Quote:
Originally Posted by oecherprinte
Are there any parameters or other mechanisms to pass the markupMassage list to index_to_soup? I have notices that the function does something with the makupMassage Parameter when generating the beautiful soup:
Code:
massage = list(BeautifulSoup.MARKUP_MASSAGE)
enc = 'cp1252' if callable(self.encoding) or self.encoding is None else self.encoding
massage.append((re.compile(r'&(\S+?);'), lambda match:
entity_to_unicode(match, encoding=enc)))
return BeautifulSoup(_raw, markupMassage=massage)
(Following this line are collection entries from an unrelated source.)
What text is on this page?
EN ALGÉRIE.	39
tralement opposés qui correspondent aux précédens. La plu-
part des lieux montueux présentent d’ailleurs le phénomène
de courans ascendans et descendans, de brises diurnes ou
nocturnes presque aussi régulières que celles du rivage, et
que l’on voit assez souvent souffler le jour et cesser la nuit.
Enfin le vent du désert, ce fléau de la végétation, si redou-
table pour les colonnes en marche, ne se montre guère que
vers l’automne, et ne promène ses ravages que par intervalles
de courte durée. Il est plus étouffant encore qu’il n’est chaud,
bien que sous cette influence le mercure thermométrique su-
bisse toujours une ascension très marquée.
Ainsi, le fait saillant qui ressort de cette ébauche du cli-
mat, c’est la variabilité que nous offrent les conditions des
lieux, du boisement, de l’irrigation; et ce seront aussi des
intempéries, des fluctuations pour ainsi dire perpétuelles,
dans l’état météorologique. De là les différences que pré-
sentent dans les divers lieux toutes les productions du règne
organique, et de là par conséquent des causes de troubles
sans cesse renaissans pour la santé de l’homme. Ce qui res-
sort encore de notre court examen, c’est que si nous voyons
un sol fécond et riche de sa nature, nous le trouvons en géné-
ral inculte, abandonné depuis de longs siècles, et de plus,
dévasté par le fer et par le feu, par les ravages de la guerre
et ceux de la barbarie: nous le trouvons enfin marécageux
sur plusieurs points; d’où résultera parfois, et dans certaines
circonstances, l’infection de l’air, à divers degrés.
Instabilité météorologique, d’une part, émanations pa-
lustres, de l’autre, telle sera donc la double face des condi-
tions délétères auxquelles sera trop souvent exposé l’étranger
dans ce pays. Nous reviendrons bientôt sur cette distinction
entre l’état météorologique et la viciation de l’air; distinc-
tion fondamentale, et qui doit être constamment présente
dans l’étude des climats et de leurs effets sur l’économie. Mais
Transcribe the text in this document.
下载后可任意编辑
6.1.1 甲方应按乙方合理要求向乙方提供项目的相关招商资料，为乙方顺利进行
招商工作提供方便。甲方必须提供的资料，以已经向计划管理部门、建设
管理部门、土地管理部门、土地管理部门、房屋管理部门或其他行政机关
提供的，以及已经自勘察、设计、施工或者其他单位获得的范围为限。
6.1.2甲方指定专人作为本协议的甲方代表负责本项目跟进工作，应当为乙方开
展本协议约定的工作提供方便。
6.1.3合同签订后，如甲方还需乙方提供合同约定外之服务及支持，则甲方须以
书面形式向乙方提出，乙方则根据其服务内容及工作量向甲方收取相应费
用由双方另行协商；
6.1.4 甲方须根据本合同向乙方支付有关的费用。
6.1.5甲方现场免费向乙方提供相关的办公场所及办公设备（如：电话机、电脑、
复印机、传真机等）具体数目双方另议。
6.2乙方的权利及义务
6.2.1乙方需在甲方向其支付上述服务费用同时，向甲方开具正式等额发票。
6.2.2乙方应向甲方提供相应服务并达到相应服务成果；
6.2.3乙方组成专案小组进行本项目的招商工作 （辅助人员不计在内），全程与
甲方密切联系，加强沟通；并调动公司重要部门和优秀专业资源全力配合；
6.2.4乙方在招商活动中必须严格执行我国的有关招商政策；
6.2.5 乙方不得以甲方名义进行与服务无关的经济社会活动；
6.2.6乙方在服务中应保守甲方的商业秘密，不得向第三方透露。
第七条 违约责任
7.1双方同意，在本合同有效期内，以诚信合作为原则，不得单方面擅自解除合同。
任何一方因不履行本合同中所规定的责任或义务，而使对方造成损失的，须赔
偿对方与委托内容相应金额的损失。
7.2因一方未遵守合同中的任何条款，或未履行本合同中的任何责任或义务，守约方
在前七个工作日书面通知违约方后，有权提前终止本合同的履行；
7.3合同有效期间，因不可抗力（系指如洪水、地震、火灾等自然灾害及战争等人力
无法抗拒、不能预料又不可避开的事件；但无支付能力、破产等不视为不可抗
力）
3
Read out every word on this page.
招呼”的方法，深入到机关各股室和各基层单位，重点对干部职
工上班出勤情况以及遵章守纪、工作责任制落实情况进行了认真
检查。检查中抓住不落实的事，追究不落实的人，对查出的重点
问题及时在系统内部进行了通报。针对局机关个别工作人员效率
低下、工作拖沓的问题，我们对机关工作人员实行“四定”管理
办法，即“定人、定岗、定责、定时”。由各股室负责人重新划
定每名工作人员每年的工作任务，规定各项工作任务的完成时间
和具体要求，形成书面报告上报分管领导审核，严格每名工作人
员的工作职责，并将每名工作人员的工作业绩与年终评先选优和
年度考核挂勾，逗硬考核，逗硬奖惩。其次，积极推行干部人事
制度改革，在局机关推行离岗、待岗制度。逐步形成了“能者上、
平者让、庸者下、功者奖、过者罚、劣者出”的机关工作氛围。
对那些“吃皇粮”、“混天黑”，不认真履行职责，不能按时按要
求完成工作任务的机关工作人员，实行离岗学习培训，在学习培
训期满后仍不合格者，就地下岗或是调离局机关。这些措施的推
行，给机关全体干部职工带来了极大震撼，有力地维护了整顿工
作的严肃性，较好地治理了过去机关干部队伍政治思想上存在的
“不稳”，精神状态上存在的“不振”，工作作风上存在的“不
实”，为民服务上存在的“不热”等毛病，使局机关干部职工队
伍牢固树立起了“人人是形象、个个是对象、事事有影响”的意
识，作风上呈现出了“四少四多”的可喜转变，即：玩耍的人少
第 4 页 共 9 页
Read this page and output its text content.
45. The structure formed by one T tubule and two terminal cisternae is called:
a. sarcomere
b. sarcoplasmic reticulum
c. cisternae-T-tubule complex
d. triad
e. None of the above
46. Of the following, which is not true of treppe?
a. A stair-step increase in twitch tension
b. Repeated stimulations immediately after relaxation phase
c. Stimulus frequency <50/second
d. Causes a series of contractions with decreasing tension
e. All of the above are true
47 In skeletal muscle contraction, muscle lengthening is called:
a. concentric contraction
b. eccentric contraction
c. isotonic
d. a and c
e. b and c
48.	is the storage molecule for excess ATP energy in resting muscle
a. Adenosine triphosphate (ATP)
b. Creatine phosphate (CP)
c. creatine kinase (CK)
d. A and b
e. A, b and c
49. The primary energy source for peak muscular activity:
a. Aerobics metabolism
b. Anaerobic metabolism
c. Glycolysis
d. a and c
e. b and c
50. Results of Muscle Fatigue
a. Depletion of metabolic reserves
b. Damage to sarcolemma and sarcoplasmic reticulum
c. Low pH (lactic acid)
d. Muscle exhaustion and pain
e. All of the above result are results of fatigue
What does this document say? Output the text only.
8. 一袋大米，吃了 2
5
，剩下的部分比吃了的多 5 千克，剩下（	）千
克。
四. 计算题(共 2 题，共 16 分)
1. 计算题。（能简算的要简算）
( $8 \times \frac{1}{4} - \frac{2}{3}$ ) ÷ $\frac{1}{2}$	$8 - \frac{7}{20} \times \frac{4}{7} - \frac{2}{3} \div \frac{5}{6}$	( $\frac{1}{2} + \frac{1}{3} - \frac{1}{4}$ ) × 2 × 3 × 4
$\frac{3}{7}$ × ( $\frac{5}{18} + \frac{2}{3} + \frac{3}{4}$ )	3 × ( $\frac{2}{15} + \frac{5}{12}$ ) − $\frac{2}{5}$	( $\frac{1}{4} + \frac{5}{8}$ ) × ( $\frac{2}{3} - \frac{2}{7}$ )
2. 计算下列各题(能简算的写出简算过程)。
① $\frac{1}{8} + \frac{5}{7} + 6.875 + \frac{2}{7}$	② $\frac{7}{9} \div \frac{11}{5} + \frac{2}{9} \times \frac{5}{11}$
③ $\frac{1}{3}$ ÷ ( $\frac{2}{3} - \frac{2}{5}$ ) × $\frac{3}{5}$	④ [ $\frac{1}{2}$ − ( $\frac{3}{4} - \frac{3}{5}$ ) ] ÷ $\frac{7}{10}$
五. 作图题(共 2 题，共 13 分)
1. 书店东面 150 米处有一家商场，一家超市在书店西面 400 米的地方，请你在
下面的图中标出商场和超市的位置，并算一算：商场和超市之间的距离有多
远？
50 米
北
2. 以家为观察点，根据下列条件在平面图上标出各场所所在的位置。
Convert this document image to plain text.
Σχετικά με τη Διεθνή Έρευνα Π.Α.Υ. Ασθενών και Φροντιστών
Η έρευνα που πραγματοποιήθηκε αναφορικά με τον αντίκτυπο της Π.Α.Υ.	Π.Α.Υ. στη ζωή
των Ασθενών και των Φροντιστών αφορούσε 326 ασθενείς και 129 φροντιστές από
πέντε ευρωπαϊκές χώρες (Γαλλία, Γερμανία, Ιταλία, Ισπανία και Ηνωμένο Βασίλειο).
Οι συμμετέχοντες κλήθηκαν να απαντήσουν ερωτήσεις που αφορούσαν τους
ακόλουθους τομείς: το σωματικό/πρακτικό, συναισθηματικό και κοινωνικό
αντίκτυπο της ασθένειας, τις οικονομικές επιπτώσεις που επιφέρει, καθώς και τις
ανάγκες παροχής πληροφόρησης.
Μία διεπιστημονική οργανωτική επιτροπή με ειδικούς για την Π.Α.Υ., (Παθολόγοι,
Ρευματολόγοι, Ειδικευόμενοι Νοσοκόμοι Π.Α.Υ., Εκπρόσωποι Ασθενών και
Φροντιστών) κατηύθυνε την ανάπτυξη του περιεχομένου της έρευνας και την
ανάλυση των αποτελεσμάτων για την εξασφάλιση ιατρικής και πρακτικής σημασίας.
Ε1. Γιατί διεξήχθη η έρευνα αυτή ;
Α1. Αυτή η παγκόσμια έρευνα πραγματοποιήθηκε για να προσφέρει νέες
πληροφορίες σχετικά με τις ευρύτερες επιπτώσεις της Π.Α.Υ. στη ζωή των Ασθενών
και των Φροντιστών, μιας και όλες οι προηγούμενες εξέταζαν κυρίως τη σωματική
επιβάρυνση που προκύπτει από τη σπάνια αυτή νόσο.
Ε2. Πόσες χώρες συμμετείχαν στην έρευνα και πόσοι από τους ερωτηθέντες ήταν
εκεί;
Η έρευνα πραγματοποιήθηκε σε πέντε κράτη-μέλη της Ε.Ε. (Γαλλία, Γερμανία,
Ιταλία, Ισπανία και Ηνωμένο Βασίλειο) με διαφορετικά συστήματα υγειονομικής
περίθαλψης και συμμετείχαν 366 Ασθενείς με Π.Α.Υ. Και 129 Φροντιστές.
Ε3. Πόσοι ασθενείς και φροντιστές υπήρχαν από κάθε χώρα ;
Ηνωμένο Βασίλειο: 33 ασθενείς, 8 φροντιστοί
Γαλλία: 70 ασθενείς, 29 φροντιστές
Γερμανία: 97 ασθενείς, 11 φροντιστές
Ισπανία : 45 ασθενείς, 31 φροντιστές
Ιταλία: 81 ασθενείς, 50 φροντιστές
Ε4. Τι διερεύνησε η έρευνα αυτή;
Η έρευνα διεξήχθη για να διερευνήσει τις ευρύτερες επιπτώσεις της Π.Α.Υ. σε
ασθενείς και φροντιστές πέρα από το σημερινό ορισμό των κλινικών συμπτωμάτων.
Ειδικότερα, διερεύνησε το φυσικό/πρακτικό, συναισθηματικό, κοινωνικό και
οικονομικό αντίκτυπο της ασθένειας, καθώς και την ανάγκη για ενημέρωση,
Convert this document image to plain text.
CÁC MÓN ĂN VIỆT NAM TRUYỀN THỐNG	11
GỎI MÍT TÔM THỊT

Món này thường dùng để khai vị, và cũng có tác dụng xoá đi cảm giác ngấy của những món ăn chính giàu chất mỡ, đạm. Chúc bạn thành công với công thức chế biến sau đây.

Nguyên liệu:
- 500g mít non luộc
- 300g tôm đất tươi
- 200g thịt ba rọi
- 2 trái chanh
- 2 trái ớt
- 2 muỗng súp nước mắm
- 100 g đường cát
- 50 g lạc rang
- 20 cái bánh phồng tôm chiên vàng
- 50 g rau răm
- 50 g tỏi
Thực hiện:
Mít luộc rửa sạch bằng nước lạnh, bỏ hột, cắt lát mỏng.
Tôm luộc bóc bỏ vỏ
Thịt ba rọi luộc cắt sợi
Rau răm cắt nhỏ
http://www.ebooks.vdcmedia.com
So there must be some way of passing my personal markupMassage list to index_to_soup?
Thanks,
Jens
|
Look at news.py for the def of index_to_soup.
I'll paste it here:
Spoiler:
Code:
def index_to_soup(self, url_or_raw, raw=False):
'''
Convenience method that takes an URL to the index page and returns
a `BeautifulSoup <http://www.crummy.com/software/BeautifulSoup/documentation.html>`_
of it.
`url_or_raw`: Either a URL or the downloaded index page as a string
'''
if re.match(r'\w+://', url_or_raw):
open_func = getattr(self.browser, 'open_novisit', self.browser.open)
with closing(open_func(url_or_raw)) as f:
_raw = f.read()
if not _raw:
raise RuntimeError('Could not fetch index from %s'%url_or_raw)
else:
_raw = url_or_raw
if raw:
return _raw
if not isinstance(_raw, unicode) and self.encoding:
if callable(self.encoding):
_raw = self.encoding(_raw)
else:
_raw = _raw.decode(self.encoding, 'replace')
massage = list(BeautifulSoup.MARKUP_MASSAGE)
enc = 'cp1252' if callable(self.encoding) or self.encoding is None else self.encoding
massage.append((re.compile(r'&(\S+?);'), lambda match:
entity_to_unicode(match, encoding=enc)))
return BeautifulSoup(_raw, markupMassage=massage)
You should be able to modify the massage = list for whatever you need.